L'objet de la présente thèse est donc de déterminer si cette
contradiction est fondée ou non. Et si oui, quelle en fut la trame ? il
s'agit d'examiner et d'apprécier la procédure adoptée par l'ONU, organe
tutélaire, pour résoudre le problème national Camerounais au regard
des principes édictés par la Charte et l'Accord de tutelle d'une part et
des enjeux politiques, économiques et sociaux suscités auprès de
l'Autorité administrante par un si long mandat, d'autre part.
En
somme, notre thèse s'attache principalement à étudier la nature et
l'enchaînement des forces, facteurs et processus intervenus au sein de
l'ONU pour aboutir à la résolution 1349 (XIII) de l'Assemblée générale
le 13 mars 1959.
B) Démarche-documentaire
Dans nos
recherches, nous avons consulté les sources conventionnelles de la
reconstruction historique : archives, procès-verbaux des débats,
interviews, monographies, articles de journaux. Malheureusement, si ces
sources ont été nécessaires pour la reconstruction chronologique des
événements, il n'en demeure pas moins qu'elles étaient insuffisantes
quant à la détermination des raisons profondes ayant motivé l'Assemblée
générale à prendre sa résolution. C'est ainsi par exemple qu'il ne nous a
pas été possible de mettre la main sur la documentation émanant du
Gouvernement français en direction de sa mission à New York. En effet, à
Paris, que ce soit à la rue Oudinot (archives d'Outre-mer) ou au Quai
d'Orsay (Ministère des Relations extérieures), il a été opposé un non
catégorique à notre demande de consultation des archives postérieures à
1955.
Pour colmater cette brèche, nous avons dépouillé un
grand nombre de monographies et toute la documentation souterraine
(thèses, mémoires, articles scientifiques) traitant peu ou prou de notre
sujet. En somme, notre itinéraire documentaire s'est déroulé en trois
étapes : camerounaise, européenne et américaine, étapes au cours
desquelles nous avons interrogé les documents et les personnes.
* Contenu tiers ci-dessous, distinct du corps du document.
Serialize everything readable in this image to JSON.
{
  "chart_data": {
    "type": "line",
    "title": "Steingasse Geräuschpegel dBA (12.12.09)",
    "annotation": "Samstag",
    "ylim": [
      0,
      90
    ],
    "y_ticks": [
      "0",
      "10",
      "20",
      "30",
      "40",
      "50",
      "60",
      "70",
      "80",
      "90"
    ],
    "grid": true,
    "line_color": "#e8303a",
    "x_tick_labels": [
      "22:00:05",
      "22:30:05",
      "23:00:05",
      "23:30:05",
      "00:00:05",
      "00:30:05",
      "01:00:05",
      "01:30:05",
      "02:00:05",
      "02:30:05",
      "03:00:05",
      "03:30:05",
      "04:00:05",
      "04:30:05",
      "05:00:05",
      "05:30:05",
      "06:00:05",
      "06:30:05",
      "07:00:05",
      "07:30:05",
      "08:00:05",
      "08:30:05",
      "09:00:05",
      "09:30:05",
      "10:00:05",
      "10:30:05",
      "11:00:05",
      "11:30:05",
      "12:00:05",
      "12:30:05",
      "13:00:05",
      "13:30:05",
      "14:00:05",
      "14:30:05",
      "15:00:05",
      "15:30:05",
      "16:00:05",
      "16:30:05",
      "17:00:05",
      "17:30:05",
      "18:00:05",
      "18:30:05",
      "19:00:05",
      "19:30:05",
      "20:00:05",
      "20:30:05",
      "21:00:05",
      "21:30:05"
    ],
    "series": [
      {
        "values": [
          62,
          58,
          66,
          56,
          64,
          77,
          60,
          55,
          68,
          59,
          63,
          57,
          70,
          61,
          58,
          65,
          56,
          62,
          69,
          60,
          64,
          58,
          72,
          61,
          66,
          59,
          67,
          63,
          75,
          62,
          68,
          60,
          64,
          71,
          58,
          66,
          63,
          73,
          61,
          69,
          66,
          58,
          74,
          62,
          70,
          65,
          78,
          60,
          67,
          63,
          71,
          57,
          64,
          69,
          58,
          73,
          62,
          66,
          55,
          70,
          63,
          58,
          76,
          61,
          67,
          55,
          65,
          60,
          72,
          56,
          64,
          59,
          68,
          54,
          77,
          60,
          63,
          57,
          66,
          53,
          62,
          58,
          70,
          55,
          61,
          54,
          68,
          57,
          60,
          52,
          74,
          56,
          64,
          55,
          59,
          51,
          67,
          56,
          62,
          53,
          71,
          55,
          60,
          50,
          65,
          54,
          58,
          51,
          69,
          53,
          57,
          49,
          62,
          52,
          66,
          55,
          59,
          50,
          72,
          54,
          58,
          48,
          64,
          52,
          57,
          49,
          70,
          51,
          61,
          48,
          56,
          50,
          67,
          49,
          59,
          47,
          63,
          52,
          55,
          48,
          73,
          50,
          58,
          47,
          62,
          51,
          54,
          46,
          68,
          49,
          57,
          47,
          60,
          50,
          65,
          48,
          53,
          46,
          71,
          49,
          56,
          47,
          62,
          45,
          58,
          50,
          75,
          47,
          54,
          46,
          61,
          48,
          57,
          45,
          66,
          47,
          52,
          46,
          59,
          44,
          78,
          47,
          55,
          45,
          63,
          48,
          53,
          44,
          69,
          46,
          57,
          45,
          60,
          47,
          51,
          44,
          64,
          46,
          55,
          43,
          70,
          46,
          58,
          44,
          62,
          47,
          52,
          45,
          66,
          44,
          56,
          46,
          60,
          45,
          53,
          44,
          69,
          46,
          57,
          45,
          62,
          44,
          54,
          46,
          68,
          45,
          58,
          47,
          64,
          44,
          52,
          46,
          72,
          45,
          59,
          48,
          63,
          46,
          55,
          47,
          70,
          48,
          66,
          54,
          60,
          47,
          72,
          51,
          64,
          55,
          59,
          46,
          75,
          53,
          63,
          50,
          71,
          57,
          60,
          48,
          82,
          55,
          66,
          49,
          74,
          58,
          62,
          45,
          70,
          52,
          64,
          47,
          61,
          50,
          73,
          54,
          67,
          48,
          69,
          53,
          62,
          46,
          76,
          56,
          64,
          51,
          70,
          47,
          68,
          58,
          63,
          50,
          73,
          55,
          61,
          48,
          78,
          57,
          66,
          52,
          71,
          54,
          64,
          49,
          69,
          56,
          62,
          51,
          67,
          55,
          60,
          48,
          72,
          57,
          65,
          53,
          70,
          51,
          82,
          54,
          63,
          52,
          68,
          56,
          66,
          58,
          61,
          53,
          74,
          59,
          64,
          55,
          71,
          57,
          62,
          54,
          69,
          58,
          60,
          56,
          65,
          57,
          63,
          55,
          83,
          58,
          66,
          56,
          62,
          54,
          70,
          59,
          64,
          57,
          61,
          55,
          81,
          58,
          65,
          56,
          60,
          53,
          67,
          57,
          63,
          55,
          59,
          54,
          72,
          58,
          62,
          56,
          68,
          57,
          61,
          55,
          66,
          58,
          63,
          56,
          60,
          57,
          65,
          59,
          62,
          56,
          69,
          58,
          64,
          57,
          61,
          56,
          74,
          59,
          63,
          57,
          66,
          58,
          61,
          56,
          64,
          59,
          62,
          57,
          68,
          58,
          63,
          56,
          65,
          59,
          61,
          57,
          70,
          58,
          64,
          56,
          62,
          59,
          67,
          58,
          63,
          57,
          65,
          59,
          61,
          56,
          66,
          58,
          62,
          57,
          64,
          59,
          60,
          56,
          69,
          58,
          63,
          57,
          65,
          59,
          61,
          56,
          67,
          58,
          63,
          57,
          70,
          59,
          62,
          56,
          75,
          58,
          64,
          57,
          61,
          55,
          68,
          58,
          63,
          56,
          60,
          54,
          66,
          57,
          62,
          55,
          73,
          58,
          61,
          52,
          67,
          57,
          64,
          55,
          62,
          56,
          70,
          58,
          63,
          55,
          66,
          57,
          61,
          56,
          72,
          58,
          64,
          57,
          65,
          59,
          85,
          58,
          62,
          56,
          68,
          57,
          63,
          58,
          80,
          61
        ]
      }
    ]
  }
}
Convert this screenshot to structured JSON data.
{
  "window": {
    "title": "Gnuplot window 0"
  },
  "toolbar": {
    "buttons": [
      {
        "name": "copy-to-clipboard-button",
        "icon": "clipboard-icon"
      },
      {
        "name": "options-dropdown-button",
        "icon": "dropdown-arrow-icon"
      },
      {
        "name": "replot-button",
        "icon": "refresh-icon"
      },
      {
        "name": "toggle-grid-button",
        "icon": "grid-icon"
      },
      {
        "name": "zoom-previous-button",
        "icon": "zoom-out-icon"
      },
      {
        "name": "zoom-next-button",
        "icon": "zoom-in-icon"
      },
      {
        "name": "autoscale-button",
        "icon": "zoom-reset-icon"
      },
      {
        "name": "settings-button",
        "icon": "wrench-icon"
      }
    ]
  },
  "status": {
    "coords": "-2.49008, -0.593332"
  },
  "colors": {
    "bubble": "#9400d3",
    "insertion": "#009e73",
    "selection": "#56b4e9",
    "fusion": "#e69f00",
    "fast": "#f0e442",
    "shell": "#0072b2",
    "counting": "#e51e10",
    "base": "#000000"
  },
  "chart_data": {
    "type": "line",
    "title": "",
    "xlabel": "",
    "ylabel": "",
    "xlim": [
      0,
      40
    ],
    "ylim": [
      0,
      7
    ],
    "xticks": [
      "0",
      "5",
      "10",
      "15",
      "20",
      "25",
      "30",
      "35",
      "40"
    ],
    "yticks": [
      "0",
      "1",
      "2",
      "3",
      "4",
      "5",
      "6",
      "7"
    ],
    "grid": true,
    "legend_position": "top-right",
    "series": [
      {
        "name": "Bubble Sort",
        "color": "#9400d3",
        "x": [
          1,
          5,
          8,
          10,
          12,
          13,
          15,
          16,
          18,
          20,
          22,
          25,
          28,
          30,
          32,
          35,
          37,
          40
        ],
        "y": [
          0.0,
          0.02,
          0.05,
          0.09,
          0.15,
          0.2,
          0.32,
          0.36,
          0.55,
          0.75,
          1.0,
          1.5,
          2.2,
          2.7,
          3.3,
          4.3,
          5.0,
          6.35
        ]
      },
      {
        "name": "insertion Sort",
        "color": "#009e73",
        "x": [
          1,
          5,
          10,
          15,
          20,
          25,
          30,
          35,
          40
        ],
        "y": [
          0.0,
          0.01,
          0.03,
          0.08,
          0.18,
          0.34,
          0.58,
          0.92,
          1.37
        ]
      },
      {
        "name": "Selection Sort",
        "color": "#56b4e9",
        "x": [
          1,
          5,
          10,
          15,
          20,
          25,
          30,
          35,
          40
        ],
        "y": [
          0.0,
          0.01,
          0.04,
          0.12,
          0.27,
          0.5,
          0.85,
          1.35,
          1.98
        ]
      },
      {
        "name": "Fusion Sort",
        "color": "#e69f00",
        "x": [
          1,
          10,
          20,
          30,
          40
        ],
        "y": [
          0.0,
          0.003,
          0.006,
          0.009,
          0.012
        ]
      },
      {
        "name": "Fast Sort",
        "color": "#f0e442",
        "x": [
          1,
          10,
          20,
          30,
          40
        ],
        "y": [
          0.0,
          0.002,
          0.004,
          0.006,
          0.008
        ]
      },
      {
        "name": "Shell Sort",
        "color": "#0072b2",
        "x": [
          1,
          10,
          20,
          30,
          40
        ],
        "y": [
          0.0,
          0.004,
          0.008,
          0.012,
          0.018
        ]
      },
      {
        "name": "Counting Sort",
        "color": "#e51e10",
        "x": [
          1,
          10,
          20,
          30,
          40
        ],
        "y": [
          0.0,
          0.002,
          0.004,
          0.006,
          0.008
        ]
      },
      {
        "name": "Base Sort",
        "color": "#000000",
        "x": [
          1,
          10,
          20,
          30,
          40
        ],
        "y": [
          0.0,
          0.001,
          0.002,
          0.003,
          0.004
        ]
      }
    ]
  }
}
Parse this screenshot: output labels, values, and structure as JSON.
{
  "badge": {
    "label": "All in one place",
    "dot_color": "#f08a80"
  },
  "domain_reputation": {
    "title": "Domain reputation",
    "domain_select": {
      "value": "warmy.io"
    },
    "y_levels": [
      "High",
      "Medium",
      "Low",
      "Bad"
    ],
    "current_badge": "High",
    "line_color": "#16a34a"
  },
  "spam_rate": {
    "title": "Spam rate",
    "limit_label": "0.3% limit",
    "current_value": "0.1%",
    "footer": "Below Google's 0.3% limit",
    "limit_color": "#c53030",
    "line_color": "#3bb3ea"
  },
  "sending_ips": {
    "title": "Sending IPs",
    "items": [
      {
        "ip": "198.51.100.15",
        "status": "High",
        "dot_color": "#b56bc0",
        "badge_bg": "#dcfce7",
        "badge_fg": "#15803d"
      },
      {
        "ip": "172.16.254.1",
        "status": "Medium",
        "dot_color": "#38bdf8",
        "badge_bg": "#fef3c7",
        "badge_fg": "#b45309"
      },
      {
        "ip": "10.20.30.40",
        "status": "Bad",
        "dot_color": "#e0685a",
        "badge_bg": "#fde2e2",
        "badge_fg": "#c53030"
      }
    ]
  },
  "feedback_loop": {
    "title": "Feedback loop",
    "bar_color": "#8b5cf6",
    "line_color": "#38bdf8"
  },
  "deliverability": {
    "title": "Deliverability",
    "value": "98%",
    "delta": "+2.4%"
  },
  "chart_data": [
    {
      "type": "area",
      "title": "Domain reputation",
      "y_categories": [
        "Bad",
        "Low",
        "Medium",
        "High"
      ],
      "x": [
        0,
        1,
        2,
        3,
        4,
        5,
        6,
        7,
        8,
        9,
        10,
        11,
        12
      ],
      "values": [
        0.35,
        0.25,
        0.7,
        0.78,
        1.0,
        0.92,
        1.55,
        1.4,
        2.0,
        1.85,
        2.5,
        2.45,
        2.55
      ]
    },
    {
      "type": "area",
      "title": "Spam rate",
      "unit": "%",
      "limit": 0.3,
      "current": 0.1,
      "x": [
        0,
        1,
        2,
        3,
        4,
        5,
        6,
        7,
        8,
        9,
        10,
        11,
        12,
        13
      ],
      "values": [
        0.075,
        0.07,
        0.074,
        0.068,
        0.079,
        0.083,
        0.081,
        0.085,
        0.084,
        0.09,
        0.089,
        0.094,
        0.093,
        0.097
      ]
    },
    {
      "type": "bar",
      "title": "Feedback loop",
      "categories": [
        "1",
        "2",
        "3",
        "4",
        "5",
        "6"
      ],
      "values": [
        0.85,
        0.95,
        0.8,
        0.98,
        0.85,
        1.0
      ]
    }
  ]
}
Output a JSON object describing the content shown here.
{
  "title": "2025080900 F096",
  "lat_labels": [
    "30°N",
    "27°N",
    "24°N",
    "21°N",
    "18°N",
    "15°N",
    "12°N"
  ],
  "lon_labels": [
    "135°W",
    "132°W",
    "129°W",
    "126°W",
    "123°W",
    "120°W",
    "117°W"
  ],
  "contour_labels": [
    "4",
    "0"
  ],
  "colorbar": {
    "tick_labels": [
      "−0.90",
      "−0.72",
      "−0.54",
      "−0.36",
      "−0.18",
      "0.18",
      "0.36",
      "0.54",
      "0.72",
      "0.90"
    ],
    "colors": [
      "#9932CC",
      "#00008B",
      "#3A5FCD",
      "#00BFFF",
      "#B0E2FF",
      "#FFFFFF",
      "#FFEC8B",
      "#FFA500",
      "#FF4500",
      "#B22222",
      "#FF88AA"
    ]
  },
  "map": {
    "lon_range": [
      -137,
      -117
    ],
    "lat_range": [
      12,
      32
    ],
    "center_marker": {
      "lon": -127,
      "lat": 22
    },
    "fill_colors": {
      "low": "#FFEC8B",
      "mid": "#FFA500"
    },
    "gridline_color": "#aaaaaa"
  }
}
L'étape camerounaise a consisté à recenser, à dépouiller et à analyser
les archives nationales et celles de l'Assemblée nationale. Aux Archives
nationales, nous avons consulté 14 dossiers relatifs aux affaires
politiques et administratives (APA) et 17 autres dossiers couvrant la
période étudiée.
Aux archives de l'Assemblée nationale, nous
avons dépouillé et analysé les débats de 9 sessions de l'ARCAM
(1947-1952), de 14 sessions de l'ATCAM ( 1952-1957) et 6 sessions de
l'ALCAM ( 1958-1960).
Au Cameroun enfin, nous avons interrogé
les hommes et les femmes, acteurs ou observateurs de la scène politique
de la période couverte par notre étude. Beaucoup nous ont cependant
demandé de taire leurs noms.
En Europe et surtout en France, nous
avons dépouillé et examiné 17 dossiers des archives coloniales de la
France portant sur le Cameroun à cette époque. Le séjour français a
surtout été utilisé à la recherche, à la collecte, au dépouillement et à
l'analyse des documents écrits : monographies, rapports, études,
articles de journaux dont la liste se trouve en bibliographie à la fin
de la thèse.
A New-York, siège de l'ONU, la moisson a été
abondante. Nous avons passé à la loupe les documents officiels des
Nations Unies relatifs aux 14 sessions de l'Assemblée Générale
(1946-1960), aux missions de visite (1949-1952 –1955-1958) , aux
rapports annuels de l'Autorité administrante et aux pétitions etc…
II- PLAN DE LA THESE
Au
regard de la problématique posée et fort de la masse d'informations en
notre possession, nous avons opté pour un plan combinant à la fois
l'approche séquentielle et l'approche thématique. Mais, il nous faut
avuer que ce ne fut pas facile de persuader notre Directeur de thèse sur
cette option.
Selon lui, en effet, les trois thèmes majeurs se
dégageant du débat Onusien (indépendance, réunification, rapports avec
l'Union française) devaient constituer les trois axes principaux sur
lesquels devait être élaboré notre plan.
Sans rejeter ce point
de vue pertinent, nous lui avons néanmoins fait remarquer que, en ce
domaine, nous n'allions rien innover. Car, d'autres avant nous, ont déjà
traité de ces thèmes. Par contre, nous avons pu nous rendre compte que
dans la plupart de ces études, le débat onusien était parcellaire et
souvent incohérent.
Nous voulions donc colmater cette brèche en
consacrant toute une étude à l'examen de la question camerounaise à
l'Onu. Car, il est bon aussi que les Camerounais sachent comment l'ONU a
assumé sa tutelle sur le Cameroun pendant les quatorze années de cette
dernière. Convaincu par cette argumentation, quitus nous fut donné
d'adopter ce plan.
Ce dernier est un triptyque :
Dans la
première partie intitulée : " Le problème National Camerounais à l'ONU :
Les Forces en présence", nous définissons d'abord les origines du
problème national Camerounais tel qu'il s'est posé aux Nations Unies au
regard des principes édictés par la charte de cet organisme. Ensuite,
nous étudions les forces en présence qui sous-tendent ce problème :
forces internationales, forces colonialistes et forces nationalistes.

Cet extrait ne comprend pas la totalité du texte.